Impian Ilyas📷

3.4K 379 12
                                    


Jam dinding di tembok bercat putih itu sudah berdentang sepuluh kali malam itu. Menunjukkan waktu sudah menunjukkan larut malam. Gelap dan suara alam sudah menyapa, namun seorang pemuda masih sibuk dengan kalkulator dan beberapa buku kas di atas meja.

Ilyas membagi beberapa lembar uang menjadi tiga bagian. Satu tumpuk uang untuk tabungan. Dua tumpuk lainnya untuk biaya hidup dan pembagian hibah bagi yang berhak menerimanya.

Tangannya kembali lincah menghitung setumpuk uang yang ia niatkan sebagai tabungan. Memang sudah jadi rencana, ia akan membeli kamera. Sebenarnya bisa saja Ilyas meminta uang pada abahnya jika hanya untuk membeli benda itu. Namun, bukan Ilyas namanya jika ia tidak merasa malu sudah sedewasa itu masih menengadah uang pada orangtuanya.

Ponselnya berdering di atas meja. Ilyas segera menekan tombol berwarna hijau.

"Ya, Sa?"

"Lo di mana sekarang?"

"Kosan."

"Gawat, Yas. Budu busyet dah, bokap lo tu neror gue mulu. Dia ngancem kalo gue gak ngasitau keberadaan lo, gue mo dilaporin ke polisi atas tuduhan penculikan."

Ilyas tergelak. Ia hanya tak bisa membayangkan jika Parsa masuk penjara karenanya dengan alasan penculikan. Memangnya dia anak kecil yang tengah diculik sahabat sepermainan. Ilyas tertawa geli membuat Parsa semakin berang mendengarnya.

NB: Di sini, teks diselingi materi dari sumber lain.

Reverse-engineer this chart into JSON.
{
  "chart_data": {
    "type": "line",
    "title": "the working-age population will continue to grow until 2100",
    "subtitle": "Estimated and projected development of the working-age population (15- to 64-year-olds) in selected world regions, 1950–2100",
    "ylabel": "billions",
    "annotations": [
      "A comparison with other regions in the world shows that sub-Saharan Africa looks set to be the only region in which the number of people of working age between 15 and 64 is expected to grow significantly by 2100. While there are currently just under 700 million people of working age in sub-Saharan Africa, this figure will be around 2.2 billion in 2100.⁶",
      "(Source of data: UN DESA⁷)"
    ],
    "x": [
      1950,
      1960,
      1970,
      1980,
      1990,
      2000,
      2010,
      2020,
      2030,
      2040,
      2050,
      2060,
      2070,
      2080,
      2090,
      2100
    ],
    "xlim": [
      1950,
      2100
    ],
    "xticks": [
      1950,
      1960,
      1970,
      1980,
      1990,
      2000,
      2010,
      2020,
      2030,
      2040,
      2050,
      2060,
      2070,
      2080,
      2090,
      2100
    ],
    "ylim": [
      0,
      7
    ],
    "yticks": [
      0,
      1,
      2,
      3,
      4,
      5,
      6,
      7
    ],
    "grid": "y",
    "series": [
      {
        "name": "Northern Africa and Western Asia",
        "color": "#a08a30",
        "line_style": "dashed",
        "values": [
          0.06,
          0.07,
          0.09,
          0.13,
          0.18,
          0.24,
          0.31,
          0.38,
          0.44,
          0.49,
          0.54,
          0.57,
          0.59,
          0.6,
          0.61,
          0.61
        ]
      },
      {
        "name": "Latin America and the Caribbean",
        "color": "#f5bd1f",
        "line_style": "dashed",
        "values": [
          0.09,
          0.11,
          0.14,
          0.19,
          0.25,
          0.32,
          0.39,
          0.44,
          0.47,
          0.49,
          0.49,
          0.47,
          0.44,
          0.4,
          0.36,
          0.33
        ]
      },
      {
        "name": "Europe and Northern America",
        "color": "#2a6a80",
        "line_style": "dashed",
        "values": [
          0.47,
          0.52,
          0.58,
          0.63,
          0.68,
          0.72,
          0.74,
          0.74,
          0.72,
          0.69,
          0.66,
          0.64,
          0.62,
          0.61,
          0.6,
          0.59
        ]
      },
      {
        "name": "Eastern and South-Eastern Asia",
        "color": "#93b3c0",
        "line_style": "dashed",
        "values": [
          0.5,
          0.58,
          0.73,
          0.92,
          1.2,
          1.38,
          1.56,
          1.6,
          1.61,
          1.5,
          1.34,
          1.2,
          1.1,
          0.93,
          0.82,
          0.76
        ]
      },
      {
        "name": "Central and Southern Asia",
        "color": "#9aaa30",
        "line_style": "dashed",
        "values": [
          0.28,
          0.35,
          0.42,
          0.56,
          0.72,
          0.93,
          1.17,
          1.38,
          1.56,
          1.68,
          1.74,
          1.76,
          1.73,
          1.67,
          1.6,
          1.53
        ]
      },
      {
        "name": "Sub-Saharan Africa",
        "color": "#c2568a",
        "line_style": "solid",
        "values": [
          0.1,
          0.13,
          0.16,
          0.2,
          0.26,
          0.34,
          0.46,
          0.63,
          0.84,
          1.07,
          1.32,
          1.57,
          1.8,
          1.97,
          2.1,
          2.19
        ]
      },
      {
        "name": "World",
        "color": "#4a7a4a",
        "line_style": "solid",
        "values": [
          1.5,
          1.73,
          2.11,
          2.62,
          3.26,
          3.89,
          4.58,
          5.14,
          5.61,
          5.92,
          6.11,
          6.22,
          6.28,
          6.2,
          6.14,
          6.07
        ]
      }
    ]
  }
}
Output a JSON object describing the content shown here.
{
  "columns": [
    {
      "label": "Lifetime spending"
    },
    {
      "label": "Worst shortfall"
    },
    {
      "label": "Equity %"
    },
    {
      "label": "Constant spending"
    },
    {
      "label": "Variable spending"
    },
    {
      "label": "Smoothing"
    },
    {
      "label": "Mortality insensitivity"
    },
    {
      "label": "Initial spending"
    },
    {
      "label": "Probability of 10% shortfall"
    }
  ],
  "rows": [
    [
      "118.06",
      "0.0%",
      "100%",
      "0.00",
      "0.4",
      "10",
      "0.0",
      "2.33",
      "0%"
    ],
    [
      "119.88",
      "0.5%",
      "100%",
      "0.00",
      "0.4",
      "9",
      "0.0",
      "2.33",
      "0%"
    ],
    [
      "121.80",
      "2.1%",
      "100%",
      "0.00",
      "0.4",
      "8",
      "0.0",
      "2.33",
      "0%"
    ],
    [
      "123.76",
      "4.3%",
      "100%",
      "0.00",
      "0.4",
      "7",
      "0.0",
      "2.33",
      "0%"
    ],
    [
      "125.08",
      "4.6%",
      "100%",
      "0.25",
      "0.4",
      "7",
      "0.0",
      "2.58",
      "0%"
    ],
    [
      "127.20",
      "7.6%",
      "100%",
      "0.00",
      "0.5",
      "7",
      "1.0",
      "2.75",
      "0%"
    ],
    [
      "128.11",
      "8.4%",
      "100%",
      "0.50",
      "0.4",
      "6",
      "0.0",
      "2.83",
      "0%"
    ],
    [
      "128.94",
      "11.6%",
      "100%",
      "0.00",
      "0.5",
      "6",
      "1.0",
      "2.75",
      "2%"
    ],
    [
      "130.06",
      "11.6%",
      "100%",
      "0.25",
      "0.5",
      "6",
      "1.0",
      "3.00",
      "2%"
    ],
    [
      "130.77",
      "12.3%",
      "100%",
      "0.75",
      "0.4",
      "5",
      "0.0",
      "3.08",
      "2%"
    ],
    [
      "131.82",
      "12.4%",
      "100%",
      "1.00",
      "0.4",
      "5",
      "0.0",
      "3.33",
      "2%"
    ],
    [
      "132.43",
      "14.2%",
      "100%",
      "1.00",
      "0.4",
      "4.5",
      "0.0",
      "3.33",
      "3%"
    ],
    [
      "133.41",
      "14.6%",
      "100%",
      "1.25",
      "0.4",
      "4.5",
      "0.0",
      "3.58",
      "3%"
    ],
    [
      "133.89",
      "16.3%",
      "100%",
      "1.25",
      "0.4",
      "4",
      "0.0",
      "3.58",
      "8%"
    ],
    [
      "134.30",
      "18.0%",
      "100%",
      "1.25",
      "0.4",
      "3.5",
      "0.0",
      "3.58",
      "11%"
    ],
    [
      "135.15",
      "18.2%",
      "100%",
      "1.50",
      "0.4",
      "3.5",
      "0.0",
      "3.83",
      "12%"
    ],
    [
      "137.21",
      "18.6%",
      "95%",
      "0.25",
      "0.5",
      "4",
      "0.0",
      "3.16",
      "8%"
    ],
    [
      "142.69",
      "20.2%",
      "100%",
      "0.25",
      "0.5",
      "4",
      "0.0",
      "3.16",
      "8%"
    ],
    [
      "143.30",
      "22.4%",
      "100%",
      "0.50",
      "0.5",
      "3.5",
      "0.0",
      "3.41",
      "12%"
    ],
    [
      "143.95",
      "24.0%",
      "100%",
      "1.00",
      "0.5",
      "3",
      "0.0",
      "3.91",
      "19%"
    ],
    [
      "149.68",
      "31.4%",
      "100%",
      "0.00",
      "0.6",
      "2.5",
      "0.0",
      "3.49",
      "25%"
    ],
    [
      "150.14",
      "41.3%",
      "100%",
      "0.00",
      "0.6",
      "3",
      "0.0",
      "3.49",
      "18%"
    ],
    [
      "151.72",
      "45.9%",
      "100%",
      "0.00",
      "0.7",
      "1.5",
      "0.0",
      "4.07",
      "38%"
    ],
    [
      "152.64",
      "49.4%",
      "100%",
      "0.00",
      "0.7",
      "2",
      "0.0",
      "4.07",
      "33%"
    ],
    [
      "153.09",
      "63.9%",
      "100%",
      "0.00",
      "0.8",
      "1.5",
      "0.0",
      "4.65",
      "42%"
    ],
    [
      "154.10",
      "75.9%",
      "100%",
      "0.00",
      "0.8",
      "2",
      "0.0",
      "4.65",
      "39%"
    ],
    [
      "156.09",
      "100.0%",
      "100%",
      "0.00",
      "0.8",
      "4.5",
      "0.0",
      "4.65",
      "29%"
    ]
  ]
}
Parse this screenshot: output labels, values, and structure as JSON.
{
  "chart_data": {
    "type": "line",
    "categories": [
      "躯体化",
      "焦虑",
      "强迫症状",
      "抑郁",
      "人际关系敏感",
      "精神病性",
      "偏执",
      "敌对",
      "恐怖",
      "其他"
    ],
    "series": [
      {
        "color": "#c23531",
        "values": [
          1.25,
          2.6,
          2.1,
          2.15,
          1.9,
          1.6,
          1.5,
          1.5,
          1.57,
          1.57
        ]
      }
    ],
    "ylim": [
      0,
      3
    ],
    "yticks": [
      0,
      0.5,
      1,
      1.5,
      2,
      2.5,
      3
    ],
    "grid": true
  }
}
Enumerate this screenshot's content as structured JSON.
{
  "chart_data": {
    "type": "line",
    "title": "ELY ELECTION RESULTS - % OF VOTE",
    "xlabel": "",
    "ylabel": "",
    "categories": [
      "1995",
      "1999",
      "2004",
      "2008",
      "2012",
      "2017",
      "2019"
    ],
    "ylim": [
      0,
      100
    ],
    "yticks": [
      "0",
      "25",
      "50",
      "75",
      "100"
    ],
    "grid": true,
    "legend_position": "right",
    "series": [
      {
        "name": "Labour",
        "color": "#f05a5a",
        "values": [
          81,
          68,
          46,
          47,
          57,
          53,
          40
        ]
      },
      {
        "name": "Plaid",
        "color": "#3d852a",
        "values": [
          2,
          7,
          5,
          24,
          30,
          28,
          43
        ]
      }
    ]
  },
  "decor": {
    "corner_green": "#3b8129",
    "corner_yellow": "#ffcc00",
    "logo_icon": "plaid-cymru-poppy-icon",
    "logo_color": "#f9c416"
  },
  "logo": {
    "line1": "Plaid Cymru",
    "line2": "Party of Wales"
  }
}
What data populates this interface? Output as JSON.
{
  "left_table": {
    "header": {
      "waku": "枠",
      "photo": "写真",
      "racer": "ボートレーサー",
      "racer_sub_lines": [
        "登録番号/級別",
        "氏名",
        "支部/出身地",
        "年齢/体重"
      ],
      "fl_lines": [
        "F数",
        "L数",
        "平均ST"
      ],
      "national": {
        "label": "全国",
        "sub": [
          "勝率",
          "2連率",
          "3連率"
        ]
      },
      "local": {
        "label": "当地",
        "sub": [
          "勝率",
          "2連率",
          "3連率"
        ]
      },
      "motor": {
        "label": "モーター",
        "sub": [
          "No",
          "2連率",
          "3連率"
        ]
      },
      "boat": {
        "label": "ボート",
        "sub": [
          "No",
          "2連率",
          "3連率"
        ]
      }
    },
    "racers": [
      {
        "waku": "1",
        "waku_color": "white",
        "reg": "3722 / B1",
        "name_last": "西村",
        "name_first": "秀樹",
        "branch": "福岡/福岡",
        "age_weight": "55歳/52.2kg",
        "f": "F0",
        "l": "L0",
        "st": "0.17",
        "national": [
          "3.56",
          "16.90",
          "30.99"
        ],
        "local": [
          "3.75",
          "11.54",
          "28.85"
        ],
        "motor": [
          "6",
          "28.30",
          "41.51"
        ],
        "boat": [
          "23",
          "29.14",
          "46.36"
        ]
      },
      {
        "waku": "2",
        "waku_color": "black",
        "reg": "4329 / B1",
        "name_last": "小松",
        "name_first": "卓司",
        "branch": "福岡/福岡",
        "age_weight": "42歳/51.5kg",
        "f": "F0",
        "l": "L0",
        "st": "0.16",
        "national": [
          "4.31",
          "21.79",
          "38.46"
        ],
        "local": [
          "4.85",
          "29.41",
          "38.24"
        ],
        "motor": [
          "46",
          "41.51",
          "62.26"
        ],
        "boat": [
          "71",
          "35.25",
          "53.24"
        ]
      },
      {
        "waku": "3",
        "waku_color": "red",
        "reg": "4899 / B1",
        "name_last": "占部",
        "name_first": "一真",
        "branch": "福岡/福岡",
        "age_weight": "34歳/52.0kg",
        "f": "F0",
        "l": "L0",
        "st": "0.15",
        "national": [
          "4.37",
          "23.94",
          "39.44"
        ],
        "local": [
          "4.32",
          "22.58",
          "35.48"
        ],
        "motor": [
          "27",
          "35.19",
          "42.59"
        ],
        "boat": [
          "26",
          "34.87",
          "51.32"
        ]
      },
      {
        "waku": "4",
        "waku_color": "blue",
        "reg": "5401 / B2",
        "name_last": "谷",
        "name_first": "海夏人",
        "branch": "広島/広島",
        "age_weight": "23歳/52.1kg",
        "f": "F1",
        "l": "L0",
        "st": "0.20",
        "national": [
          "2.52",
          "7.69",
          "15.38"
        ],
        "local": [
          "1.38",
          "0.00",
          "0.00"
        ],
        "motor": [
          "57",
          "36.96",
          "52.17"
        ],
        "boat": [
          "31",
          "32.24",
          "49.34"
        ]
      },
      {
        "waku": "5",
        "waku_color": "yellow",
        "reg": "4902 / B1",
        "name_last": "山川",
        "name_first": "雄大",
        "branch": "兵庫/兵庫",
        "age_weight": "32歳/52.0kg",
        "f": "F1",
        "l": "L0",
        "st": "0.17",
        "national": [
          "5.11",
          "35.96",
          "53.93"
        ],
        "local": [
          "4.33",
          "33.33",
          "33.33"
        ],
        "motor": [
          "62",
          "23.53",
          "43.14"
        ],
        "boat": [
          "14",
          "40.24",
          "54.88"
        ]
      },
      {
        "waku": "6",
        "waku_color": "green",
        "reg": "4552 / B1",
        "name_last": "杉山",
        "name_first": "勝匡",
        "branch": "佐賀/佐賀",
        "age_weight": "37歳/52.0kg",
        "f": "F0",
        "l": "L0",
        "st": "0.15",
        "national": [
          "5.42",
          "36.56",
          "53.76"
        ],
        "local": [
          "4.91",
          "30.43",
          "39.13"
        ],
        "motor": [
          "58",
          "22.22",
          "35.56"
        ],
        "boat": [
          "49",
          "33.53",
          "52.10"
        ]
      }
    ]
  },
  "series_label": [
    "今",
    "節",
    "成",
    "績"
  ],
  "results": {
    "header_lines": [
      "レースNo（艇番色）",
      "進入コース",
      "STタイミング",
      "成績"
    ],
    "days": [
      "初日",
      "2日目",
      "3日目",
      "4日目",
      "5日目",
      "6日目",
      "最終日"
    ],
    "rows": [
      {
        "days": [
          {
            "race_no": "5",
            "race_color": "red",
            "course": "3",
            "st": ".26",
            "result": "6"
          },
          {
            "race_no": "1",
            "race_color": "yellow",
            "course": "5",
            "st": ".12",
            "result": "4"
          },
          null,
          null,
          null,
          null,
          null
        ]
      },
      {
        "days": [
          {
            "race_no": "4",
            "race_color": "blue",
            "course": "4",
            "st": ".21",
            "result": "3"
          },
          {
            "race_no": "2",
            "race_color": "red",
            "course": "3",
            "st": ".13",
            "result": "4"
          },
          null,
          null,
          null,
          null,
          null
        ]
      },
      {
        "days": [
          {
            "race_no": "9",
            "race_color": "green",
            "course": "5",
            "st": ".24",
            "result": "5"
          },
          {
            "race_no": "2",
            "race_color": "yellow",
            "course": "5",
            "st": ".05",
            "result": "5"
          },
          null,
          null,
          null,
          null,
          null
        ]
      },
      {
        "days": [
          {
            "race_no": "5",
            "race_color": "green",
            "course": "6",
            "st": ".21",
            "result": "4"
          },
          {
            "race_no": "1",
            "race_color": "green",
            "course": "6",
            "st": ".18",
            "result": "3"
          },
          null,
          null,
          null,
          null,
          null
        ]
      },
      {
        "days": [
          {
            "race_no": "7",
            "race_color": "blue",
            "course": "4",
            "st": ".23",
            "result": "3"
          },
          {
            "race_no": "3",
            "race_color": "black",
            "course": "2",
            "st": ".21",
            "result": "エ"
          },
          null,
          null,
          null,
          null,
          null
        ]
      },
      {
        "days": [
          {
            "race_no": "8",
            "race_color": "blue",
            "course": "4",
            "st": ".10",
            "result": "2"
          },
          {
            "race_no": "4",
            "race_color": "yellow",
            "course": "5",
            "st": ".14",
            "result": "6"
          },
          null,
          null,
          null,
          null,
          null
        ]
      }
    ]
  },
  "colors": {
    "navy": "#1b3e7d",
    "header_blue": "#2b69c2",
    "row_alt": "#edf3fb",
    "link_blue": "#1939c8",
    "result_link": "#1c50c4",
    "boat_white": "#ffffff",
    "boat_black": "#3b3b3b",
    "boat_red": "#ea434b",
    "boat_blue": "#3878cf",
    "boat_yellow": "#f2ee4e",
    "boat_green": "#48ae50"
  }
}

"Eh Ilyas kunyuk, lo malah ketawa. Kasi gue solusi, gue mesti apa!"

Ilyas terdiam sejenak. Jari telunjuknya ia ketuk-ketukkan pada meja sembari berpikir.

"Lo bilang aja ke abah. Nanti gue, Ilyas, mo ngubungin abah langsung. Jadi lo bisa lepas dari kejaran pesuruh abah. Tapi gue cuma bisa bilang thanks ya, Bro. Lo udah seting bantuin gue," tukas Ilyas.

"Lo serius mo ngomong sama abah lo?"

"Iya."

"Trus lo mo pulang, gitu? Impian lo gimana? Kan udah tanggung, Bro?"

"Lo liat aja nanti."

"Oke deh, gue tunggu kabar lo."

Ilyas hanya mengangguk dan meletakkan ponselnya lagi ke atas meja. Ia kembali disibukkan dengan lembaran demi lembaran uang di atas meja dengan beberapa perhitungan dan rencananya.

-★-

Senyum tak lepas lepas dari binir Ilyas saat kamera yang ia idamkan itu sudah ada dalam genggamannya. Walaupun bukan alumni fotografi, setifaknya ia bisa belajar otodidak. Bukankah sekarang media sudah ada jika hanya ingin belajar sesuatu. Walaupun belum bisa totalitas seperti di sekolah formal.

Hari itu saking senangnya, Ilyas meminta asisten koki untuk menggantikannya bekerja. Ia ingin menikmati suasana alam sembari mengambil gambar alam.

Ilyas sengaja menyewa sebuah mobil jeep sebagai kendaraan pendakiannya. Ia berencana untuk menjepret suasana alam pegunungan. Targetnya kali ini adalah sunrise dan sunset yang muncul dan tenggelam dari balik perbukitan. Setelah menitipkan mobil sewaannya itu pada warga yang memang sudah disediakan di areal objek wisata, ia memilih berjalan kaki dan menikmati suasana sejuk pegunungan. Sesekali ia mengarahkan bidikan kameranya pada objek di depannya. Ia tersenyum sendiri. Hasilnya masih amatiran, namun ia pastikan seiring seringnya latihan, ia akan bisa.

Gue pasti bisa seiring berjalannya waktu, bismillah.

Pemuda itu kembali membidikkan lensa kameranya ke objek di depannya. Hape di tas kecilnya menjerit minta diusap. Segera Ilyas menghentikan aktivitasnya dan meraih ponsel.